Are We Underestimating Why People Engage in Unhealthy Behaviors?
Apr 8, 2011, 3:42 AM, Posted by RWJF Blog Team
This post was contributed to Pioneering Ideas by Kevin Volpp, MD, PhD. Kevin is the director of the Leonard Davis Institute of Health Economics.
At the Leonard Davis Institute of Health Economics Center for Health Incentives 2011 Symposium on Behavioral Economics (sponsored by RWJF), we pulled together about 50 behavioral economists, clinical health services researchers, and funders from across the United States to talk about the state of behavioral economics in developing applications to health. During the symposium, we matched people into one of eight workgroups in areas like obesity, medication adherence, and provider payment, where we combined content experts with smart people who had never worked in those areas. Our hopes being that they would bring fresh insights to areas that are big public health or economic problems with large, unsolved challenges.
We gave each group two hours to put together a group presentation assessing the state of the field in their area and to come up with ideas for future studies. Surprisingly, nearly all the groups actually chose to spend more time than what was allotted, spending about three hours working on this task. The presentations were much more refined than I expected and seemed to reflect an intense dialogue about where behavioral economics could help, and where it is perhaps being oversold. Overall, the workgroups worked out better than I had hoped.

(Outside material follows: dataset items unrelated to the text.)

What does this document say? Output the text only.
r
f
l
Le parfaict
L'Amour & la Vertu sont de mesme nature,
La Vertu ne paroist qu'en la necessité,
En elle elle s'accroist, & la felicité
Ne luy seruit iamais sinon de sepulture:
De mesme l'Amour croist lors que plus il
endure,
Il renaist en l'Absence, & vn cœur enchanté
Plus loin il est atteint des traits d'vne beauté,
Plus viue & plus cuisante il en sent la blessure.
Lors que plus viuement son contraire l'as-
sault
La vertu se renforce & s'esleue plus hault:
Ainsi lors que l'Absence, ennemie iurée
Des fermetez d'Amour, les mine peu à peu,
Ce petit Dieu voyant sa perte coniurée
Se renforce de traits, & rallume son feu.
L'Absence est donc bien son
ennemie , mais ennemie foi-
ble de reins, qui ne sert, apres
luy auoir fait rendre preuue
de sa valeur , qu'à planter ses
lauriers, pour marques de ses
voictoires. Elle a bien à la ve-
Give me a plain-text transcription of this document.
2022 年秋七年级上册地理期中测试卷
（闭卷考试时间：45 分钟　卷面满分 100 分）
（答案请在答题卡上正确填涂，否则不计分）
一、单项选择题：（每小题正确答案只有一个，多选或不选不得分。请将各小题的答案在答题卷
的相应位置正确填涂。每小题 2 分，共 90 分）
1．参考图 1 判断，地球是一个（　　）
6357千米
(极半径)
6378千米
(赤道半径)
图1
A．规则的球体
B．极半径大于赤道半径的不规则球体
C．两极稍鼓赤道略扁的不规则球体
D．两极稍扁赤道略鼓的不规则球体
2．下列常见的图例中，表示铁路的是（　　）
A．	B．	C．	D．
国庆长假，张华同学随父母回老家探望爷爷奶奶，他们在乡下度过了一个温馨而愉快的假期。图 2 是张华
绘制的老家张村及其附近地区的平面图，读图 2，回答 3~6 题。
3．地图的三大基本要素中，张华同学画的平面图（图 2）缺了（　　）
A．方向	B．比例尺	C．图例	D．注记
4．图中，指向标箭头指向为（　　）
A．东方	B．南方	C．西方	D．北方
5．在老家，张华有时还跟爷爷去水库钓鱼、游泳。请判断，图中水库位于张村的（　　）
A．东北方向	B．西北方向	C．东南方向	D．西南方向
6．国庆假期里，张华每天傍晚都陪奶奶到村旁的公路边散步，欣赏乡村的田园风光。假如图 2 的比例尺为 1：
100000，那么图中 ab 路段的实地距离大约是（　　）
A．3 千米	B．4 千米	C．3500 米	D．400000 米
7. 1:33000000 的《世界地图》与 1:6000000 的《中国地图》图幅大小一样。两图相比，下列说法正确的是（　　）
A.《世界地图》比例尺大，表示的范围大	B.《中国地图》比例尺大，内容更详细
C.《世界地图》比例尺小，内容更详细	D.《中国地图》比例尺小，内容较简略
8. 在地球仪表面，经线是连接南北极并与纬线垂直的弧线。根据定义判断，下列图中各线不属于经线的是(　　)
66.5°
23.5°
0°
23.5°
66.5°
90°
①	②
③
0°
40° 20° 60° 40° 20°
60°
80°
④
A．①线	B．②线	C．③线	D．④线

One of the key themes that emerged from the groups is that we – the academic community or others like public health policy makers – often think we know what is best for people, but may underestimate the degree to which people actually prefer to engage in unhealthy behavior. We need to do a better job of systematically building in assessments of why people don't do things whenever we try to develop interventions so that we can understand what works in whom, and, in the future, better target our efforts.
In situations where interventions are appropriate due to either externalities (costs our actions impose on others) or internalities (costs our actions impose on our future selves due to under-appreciation of the future costs of our actions) we should also consider broader use of mandates. For example, it seems reasonable to say that health care workers should be mandated to get flu shots rather than relying on encouragement, or encouragement plus incentives, to get the rates up.
I am hoping that new collaborations will be forged from the discussions that happened. The level of enthusiasm among the researchers in attendance seems high and people are optimistic that behavioral economics can lead to significant improvements in health similar to the contributions that have been made in improving savings behavior.